Dunia cyber merupakan sebuah dunia yang berbasis wahana 3C (computer communication & content) yang memungkinkan transaksi informasi, pengetahuan, uang terjadi dalam orde detik dan menit. Kecepatan transportasi informasi, pengetahuan dan uang yang demikian cepat akhirnya akan membuka penghalang / barrier yang selama ini menjadi momok di dunia nyata seperti keterbatasan dimensi ruang, dimensi waktu, dimensi birokrasi, dimensi institusi, dimensi negara. Berbagai paradigma lama yang berbasis wahana konvensional jadi perlu dipertanyakan bahkan mungkin perlu di revisi.
Dunia Cyber - berbeda dengan dunia nyata yang banyak di bangun menggunakan batu dan semen bertumpu pada sistem transportasi digerakan minyak bumi dan dilengkapi pranata birokrasi yang mengatur operasi di atasnya; maka dunia cyber dibangun di atas wahana 3C (computer, communication & content) biasanya mempunyai konotasi yang lebih fleksibel daripada saudaranya di dunia nyata. Dunia Cyber sangat di karakterisasikan dengan kebebasan - sebagai hak azasi manusia yang paling mendasar. Kebebasan mendominasi dunia cyber dan tampak jelas dalam bentuk badan dunia di dunia cyber, seperti, self-regulation ICANN (badan tertinggi di dunia cyber yang menatur domain dan alamat IP), badan independen IETF (satuan tugas rekayasa Internet), ISOC (masyarakat Internet) – semua lembaga tertinggi tersebut tidak terikat dalam struktur kenegaraan, struktur pemerintahan merupakan masyarakat sendiri di dunia ini yang lebih demokratis, bebas, kebebasan akan pengetahuan, penggunaan copyleft, public domain. Demokrasi di junjung tinggi dalam berbagai keputusan berbasis pada konsensus masyarakat. Diskusi hingga perdebatan sengit bisa mewarnai proses interaksi menuju demokratisasi. Itu lah dunia cyber yang telah berjalan dengan cara-nya selama lebih dari lima belas tahun belakangan ini. Saya sendiri baru terlibat dalam dunia cyber ini sejak tahun 1987.
Mari kita kembali membahas cybercity - bagaimana dengan mengikat sebuah konsep cyber, yang mempunyai konotasi kebebasan, kemudian diikat dalam sebuah dimensi fisik seperti cybercity, Bandung High Tech Valley? konsep cyber yang dibatasi ruang ya boleh-boleh saja untuk dicanangkan. PM Mahatir mencanangkan Multimedia Super Corridor (MSC) yang dibangun dalam kawasan terbatas di cyberjaya masih dianggap sah.
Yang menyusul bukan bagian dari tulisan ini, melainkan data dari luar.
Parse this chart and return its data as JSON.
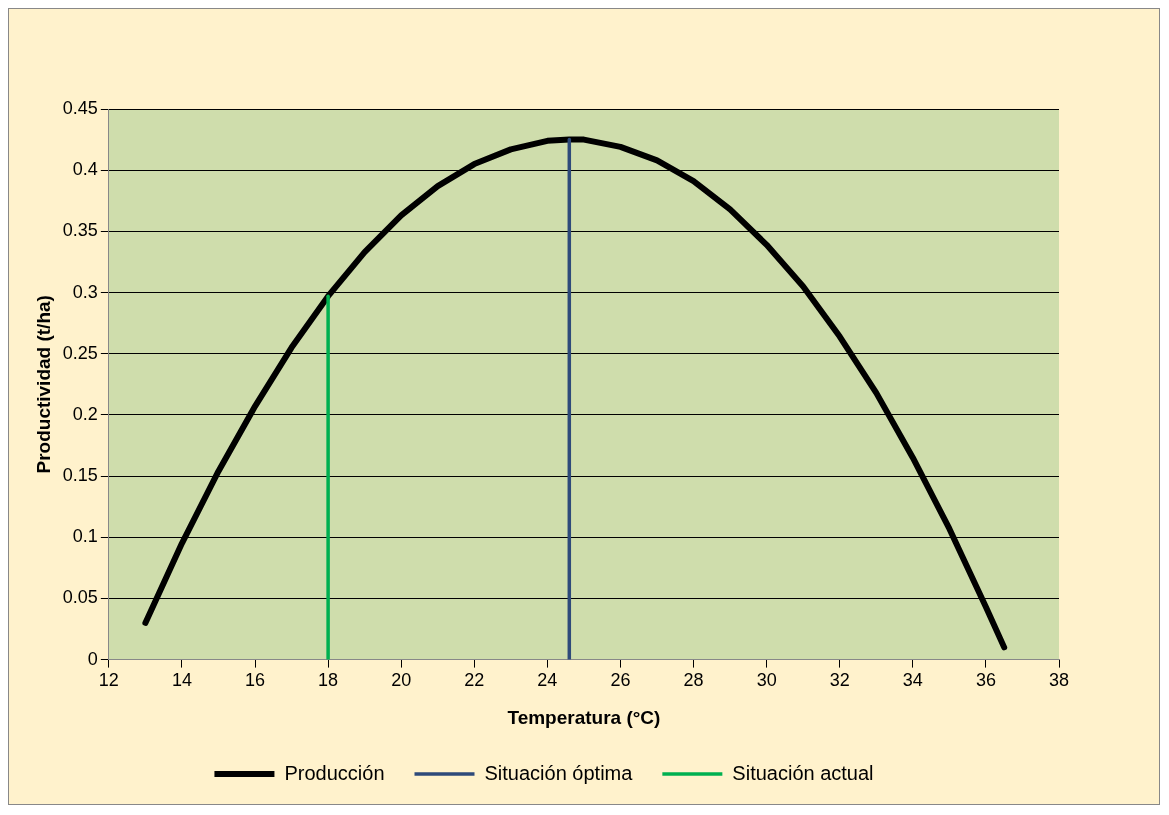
{
  "chart_data": {
    "type": "line",
    "xlabel": "Temperatura (°C)",
    "ylabel": "Productividad (t/ha)",
    "xlim": [
      12,
      38
    ],
    "xticks": [
      12,
      14,
      16,
      18,
      20,
      22,
      24,
      26,
      28,
      30,
      32,
      34,
      36,
      38
    ],
    "ylim": [
      0,
      0.45
    ],
    "yticks": [
      0,
      0.05,
      0.1,
      0.15,
      0.2,
      0.25,
      0.3,
      0.35,
      0.4,
      0.45
    ],
    "grid": "y",
    "legend": "bottom",
    "marker": "none",
    "line_style": "solid",
    "series": [
      {
        "name": "Producción",
        "color": "#000000",
        "x": [
          13,
          14,
          15,
          16,
          17,
          18,
          19,
          20,
          21,
          22,
          23,
          24,
          24.6,
          25,
          26,
          27,
          28,
          29,
          30,
          31,
          32,
          33,
          34,
          35,
          36,
          36.5
        ],
        "values": [
          0.03,
          0.095,
          0.154,
          0.207,
          0.255,
          0.297,
          0.333,
          0.363,
          0.387,
          0.405,
          0.417,
          0.424,
          0.425,
          0.425,
          0.419,
          0.408,
          0.391,
          0.368,
          0.339,
          0.305,
          0.264,
          0.218,
          0.165,
          0.107,
          0.043,
          0.01
        ]
      },
      {
        "name": "Situación óptima",
        "color": "#2e4a7a",
        "x": [
          24.6,
          24.6
        ],
        "values": [
          0,
          0.425
        ]
      },
      {
        "name": "Situación actual",
        "color": "#00b050",
        "x": [
          18,
          18
        ],
        "values": [
          0,
          0.297
        ]
      }
    ]
  }
}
Namanya juga kebebasan - di dunia cyber apa saja sah. Akhirnya nama hanya sekedar pengenal sebuah konsep, tapi perlu kita renungkan bahwa pada akhirnya yang penting adalah keberhasilan sebuah konsep yang akan di nilai langsung oleh masyarakat.
Pertanyaannya bagaimana tingkat keberhasilan sebuah konsep cyber yang dibatasi dimensi ruangan yang terbatas dapat survive? Terus terang yang saya & banyak rekan-rekan takutkan adalah cybercity, cyberjaya, BHTV hanya menambah utang negara maupun menyia-nyiakan investasi swasta saja. Apalagi ada kecenderungan yang kuat pola pembangunan cybercity, BHTV lebih ke hal-hal yang sifatnya pembangunan fisik dan materialized. Terus terang jika pendekatan ini yang lebih bersifat fisik terus dipertahanan, saya yakin sekali kita hanya akan menambah utang negara saja di samping pemborosan infrastruktur.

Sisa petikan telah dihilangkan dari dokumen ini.